Başkan Obama, Alan Gross'un karşılığında onları (tabii ki seçimden sonra) serbest bırakabilir mi? "Olamaz" dedi Devlet. Gross masumdur. Bu 5 kişi ciddi suçlardan hüküm giydi. Bu tür küçük yalanlar utanç verici boyutlara ulaştı. Gross, Küba yasalarını ihlal ettiğini itiraf etti ve AP'nin hikayesi de suçunu doğruluyor.
Daha sonra garip bir olay daha yaşandı. ABD hükümetinin finanse ettiği Küba Yayın Ofisi'nin (Radyo ve TV Marti) yöneticisi Carlos García-Pérez, "Havana başpiskoposunu baskıcı bir rejimle gizli anlaşma yapan bir uşak olarak nitelendirdi." (William Booth, Washington Post, 5 Mayıs).
Başkan Obama, diyalogdan yana olan Kardinal'in sadece Küba Devlet Başkanı Raul Castro'nun elçisi olduğunu mu düşünüyor?

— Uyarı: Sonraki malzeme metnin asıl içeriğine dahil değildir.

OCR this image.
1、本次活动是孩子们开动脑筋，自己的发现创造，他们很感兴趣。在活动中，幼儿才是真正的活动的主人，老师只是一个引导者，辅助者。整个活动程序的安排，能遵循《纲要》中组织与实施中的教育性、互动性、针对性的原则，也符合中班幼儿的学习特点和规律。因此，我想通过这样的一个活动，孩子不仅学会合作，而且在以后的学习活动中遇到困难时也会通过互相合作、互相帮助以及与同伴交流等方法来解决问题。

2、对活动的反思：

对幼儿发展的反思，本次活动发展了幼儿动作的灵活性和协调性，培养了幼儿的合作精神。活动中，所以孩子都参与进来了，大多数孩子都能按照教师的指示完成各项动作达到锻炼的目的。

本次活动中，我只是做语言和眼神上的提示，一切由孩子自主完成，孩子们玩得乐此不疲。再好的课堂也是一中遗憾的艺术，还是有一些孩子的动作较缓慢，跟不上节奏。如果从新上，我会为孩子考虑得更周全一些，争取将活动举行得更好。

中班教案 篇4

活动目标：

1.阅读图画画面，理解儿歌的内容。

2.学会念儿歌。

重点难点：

Yoksa bu anlamsızlık daha derindeki anlamsız köklerden mi kaynaklanıyor?
Elli iki yıl önce Küba'ya ilk seyahatimde. Toplumsal değişimi, yoksullardan mutluluğun yayıldığını izledim; Zenginlik, mülk, ayrıcalık, statü ve prestij kaybedenlerin öfkesi. Miami'den gelen CIA destekli sürgünler adayı bombaladığında da şiddete tanık oldum.

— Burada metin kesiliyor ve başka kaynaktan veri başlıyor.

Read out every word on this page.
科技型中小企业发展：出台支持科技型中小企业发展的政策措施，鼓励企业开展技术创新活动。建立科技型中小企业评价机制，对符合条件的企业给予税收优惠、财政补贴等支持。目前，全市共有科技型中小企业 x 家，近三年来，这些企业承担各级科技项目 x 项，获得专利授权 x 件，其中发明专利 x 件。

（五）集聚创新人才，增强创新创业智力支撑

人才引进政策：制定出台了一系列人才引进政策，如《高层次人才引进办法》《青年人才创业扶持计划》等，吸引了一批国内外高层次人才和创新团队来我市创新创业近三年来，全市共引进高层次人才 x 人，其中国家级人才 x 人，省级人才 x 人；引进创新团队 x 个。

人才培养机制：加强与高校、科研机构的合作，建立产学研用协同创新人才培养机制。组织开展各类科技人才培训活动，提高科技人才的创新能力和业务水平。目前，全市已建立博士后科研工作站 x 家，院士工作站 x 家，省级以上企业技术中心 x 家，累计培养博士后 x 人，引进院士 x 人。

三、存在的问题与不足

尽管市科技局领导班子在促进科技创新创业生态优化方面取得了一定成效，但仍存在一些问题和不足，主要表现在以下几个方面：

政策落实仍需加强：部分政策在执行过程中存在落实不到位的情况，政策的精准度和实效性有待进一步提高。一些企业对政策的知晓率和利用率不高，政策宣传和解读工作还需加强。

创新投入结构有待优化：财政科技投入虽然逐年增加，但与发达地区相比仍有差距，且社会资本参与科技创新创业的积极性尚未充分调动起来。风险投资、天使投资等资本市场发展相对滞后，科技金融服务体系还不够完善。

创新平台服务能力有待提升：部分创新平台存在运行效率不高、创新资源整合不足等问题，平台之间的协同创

Elli yılı aşkın süredir ABD Küba'ya ambargo uyguluyor. CIA, Nisan 1961'de Domuzlar Körfezi'ndeki sürgünlerin işgalini destekledi ve adaya yapılan binlerce silahlı saldırının (terörizm) sponsorluğunu üstlendi.

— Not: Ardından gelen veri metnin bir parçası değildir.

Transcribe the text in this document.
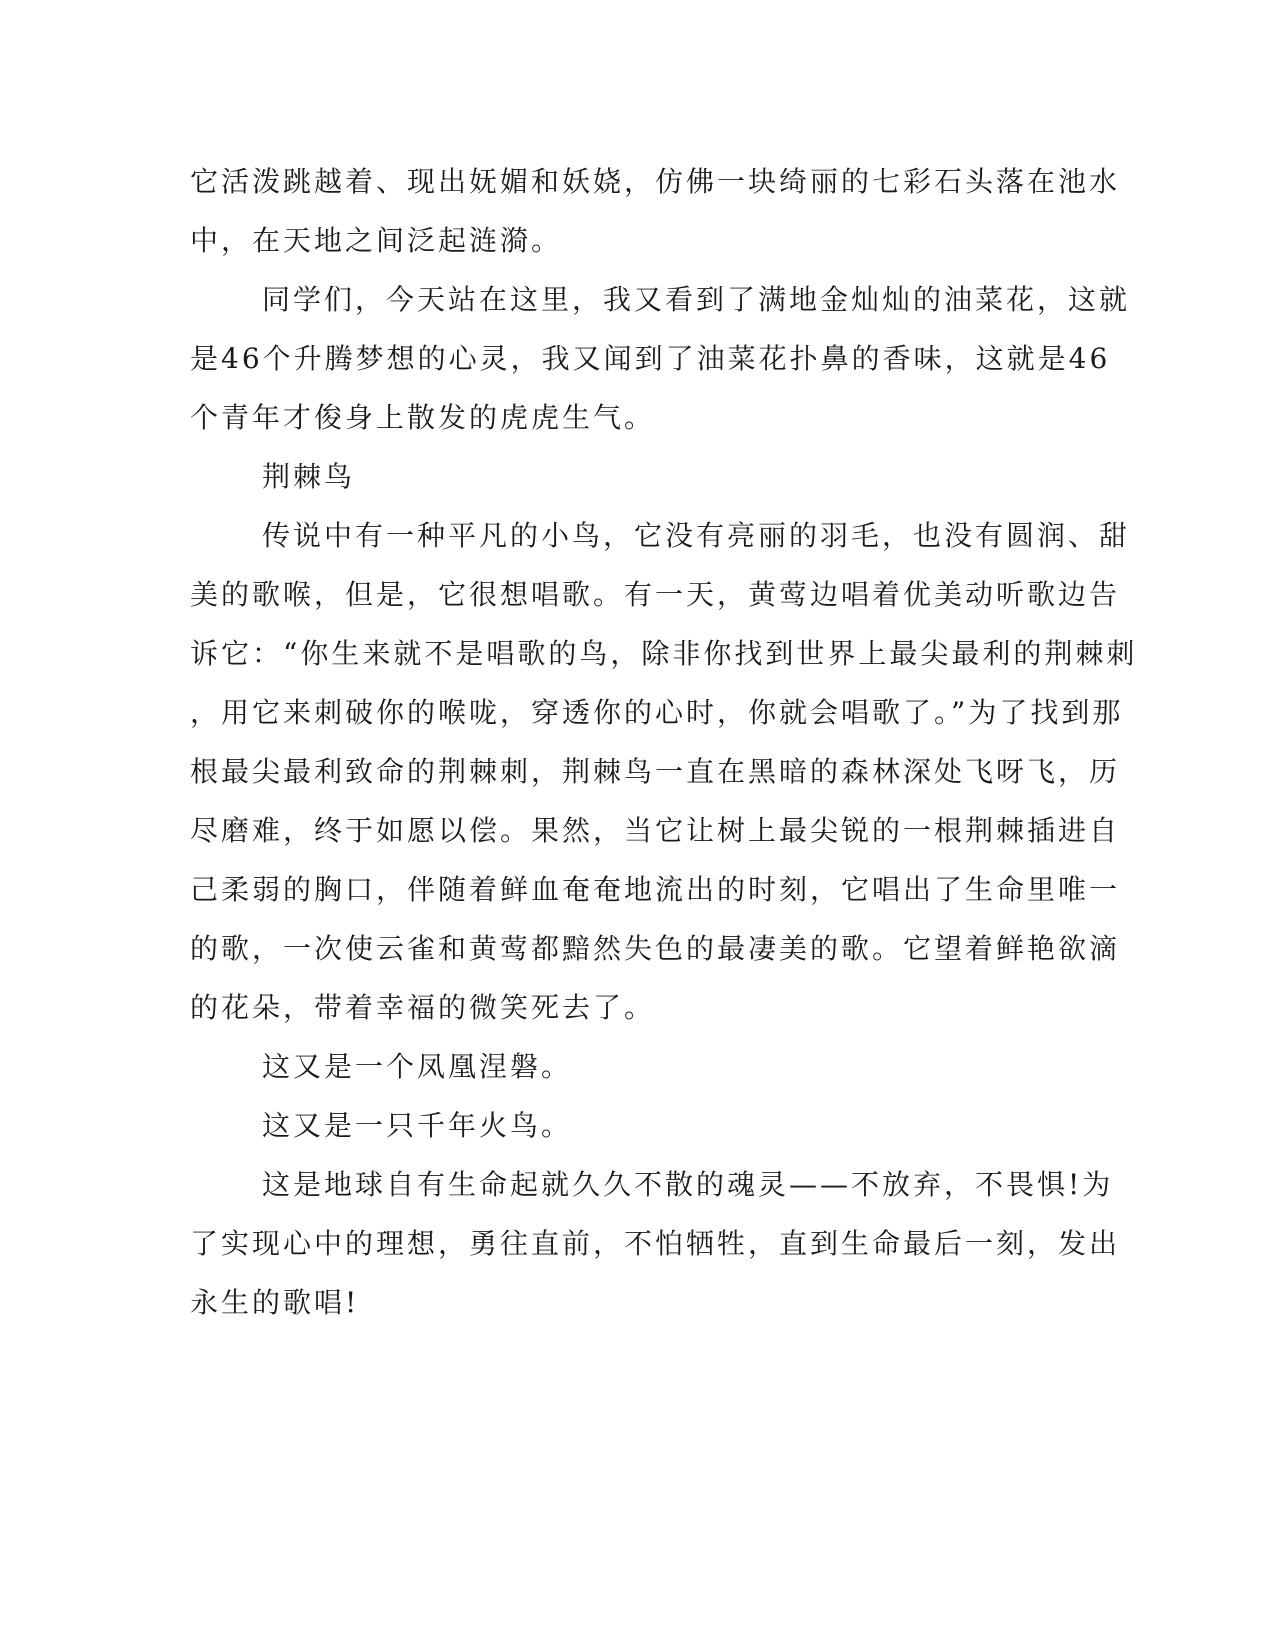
它活泼跳越着、现出妩媚和妖娆，仿佛一块绮丽的七彩石头落在池水
中，在天地之间泛起涟漪。
同学们，今天站在这里，我又看到了满地金灿灿的油菜花，这就
是46个升腾梦想的心灵，我又闻到了油菜花扑鼻的香味，这就是46
个青年才俊身上散发的虎虎生气。
荆棘鸟
传说中有一种平凡的小鸟，它没有亮丽的羽毛，也没有圆润、甜
美的歌喉，但是，它很想唱歌。有一天，黄莺边唱着优美动听歌边告
诉它：“你生来就不是唱歌的鸟，除非你找到世界上最尖最利的荆棘刺
，用它来刺破你的喉咙，穿透你的心时，你就会唱歌了。”为了找到那
根最尖最利致命的荆棘刺，荆棘鸟一直在黑暗的森林深处飞呀飞，历
尽磨难，终于如愿以偿。果然，当它让树上最尖锐的一根荆棘插进自
己柔弱的胸口，伴随着鲜血奄奄地流出的时刻，它唱出了生命里唯一
的歌，一次使云雀和黄莺都黯然失色的最凄美的歌。它望着鲜艳欲滴
的花朵，带着幸福的微笑死去了。
这又是一个凤凰涅磐。
这又是一只千年火鸟。
这是地球自有生命起就久久不散的魂灵——不放弃，不畏惧!为
了实现心中的理想，勇往直前，不怕牺牲，直到生命最后一刻，发出
永生的歌唱!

Yarım asırdan fazla bir sürenin ardından Küba, bir milyondan fazla Kübalıyı Florida'ya ihraç etti ve onlar bu eyalette ve ABD'nin kaderinde değişiklikler yaptılar. 2000 yılında George W. Bush'un ABD Başkanı olmasına yardım ettiler. Küba'nın karşı devrimi Küba'nın değil ABD'nin kaderini değiştirmeye yönelik hareket etmişti.
Küba'nın baş döndürücü devrim günleri geçmiş olmasına rağmen Latin Amerika kendi bağımsızlık yolunu izlemiştir. Mart ayında, Başkan Obama'nın Nisan ayında Cartagena Amerika Kıtası Zirvesi'ndeki rolünü emperyal cehalet ve kibir karakterize etti. Washington, Küba'nın gelecekteki yarım küre tartışmalarına katılmasına izin vermeyi reddetmeye devam etti. ABD'nin kukla Honduras hükümeti bile diğer 30 eyaletle birlikte gelecek toplantılara Küba'nın dahil edilmesi yönünde oy kullandı. Yalnızca Kanada ABD çizgisine oy verdi. 53 yıllık safra birikimi.
Obama'nın burada ve Küba'da kendisini eleştirenlere cevabı? Daha iyisini yapabileceğimizi biliyorlar."
Landau'nun GERÇEK TERÖRİST LÜTFEN ayağa kalkacak oyunu 8 Haziran 7:30'da San Francisco Brava Tiyatrosu'nda sahneleniyor. Counterpunch BUSH & BOTOX WORLD'ü yayınladı
ZNetwork yalnızca okuyucularının cömertliğiyle finanse edilmektedir.